EACVI survey on evaluation and quantification of aortic regurgitation by multi-modality imaging
- PMID: 40584918
- PMCID: PMC12204183
- DOI: 10.1093/ehjimp/qyaf058
EACVI survey on evaluation and quantification of aortic regurgitation by multi-modality imaging
Abstract
Aims: To investigate the real-world, current clinical practice of the assessment and management of aortic regurgitation (AR).
Methods and results: An electronic survey was distributed to cardiovascular imaging specialists by the European Society Association of Cardiovascular Imaging Scientific Initiatives Committee. Three hundred respondents from 66 countries completed the survey. In patients where initial qualitative evaluation suggested moderate AR, regurgitation severity was further characterized using vena contracta in 83%, pressure half-time in 70%, jet width/outflow tract diameter in 59%, regurgitant volume/effective orifice area 57% and three-dimensional vena contract in 20% of respondents. Cardiac magnetic resonance (CMR) was used by 72% of respondents when transthoracic echocardiographic (TTE) image quality was poor and 74% of respondents when there was discordance between Doppler findings and ventricular assessments. CMR 4-dimensional flow was performed by 19% of respondents. Left ventricular (LV) diameters were measured at the mitral valve level by 52% and at the mid LV by 43% of respondents. LV volumes were measured using TTE by 70%, with CMR by 40% and with CT by 2% of respondents.

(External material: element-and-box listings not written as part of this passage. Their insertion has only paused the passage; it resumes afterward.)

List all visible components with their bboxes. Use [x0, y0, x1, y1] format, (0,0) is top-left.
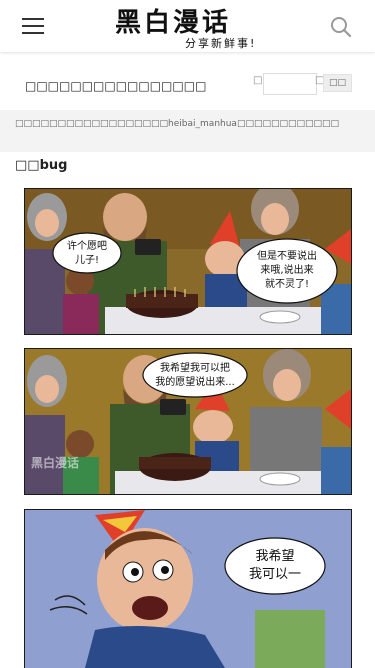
comic-panel-1: 许个愿吧 儿子! 但是不要说出 来哦,说出来 就不灵了! — [24, 188, 352, 335]
site-logo[interactable]: 黑白漫话 — [115, 2, 231, 39]
watermark-text: 黑白漫话 — [31, 455, 79, 470]
bubble-text: 我希望 — [255, 548, 294, 564]
page-jump-input[interactable] — [263, 73, 317, 95]
section-title: □□bug — [15, 158, 68, 173]
bubble-text: 但是不要说出 — [257, 249, 317, 262]
comic-panel-2: 我希望我可以把 我的愿望说出来... 黑白漫话 — [24, 348, 352, 495]
menu-icon[interactable] — [22, 18, 44, 34]
article-title: □□□□□□□□□□□□□□□□ — [25, 79, 207, 93]
bubble-text: 就不灵了! — [265, 277, 309, 290]
page-jump-button[interactable]: □□ — [323, 74, 352, 92]
site-slogan: 分享新鲜事! — [185, 37, 257, 50]
notice-text: □□□□□□□□□□□□□□□□□□heibai_manhua□□□□□□□□□… — [15, 119, 339, 129]
bubble-text: 我的愿望说出来... — [155, 375, 235, 388]
top-nav-bar: 黑白漫话 分享新鲜事! — [0, 0, 375, 52]
bubble-text: 儿子! — [75, 254, 99, 266]
bubble-text: 我可以一 — [249, 567, 301, 582]
page-jump-prefix: □ — [253, 75, 263, 86]
bubble-text: 许个愿吧 — [67, 240, 107, 252]
bubble-text: 我希望我可以把 — [160, 361, 230, 374]
comic-panel-3: 我希望 我可以一 — [24, 509, 352, 668]
search-icon[interactable] — [330, 16, 352, 38]
bubble-text: 来哦,说出来 — [260, 263, 313, 276]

Conclusion: There is heterogeneity in the echocardiographic methods used to quantify AR. The vena-contracta is the most commonly used for assessment of AR severity with relative underutilisation of quantitative methods. CMR is widely used to assess AR severity when echocardiographic assessments are uncertain. There is variation in the anatomical location to measure LV dilatation and variable use of LV volumes which may impact decision making for intervention.
Keywords: aortic regurgitation; cardiac magnetic resonance; echocardiography; left ventricle; quantification; remodelling.
© The European Society of Cardiology 2025.
Conflict of interest statement
Conflict of interest: All authors have reported that they have no relationships relevant to the contents of this paper to disclose.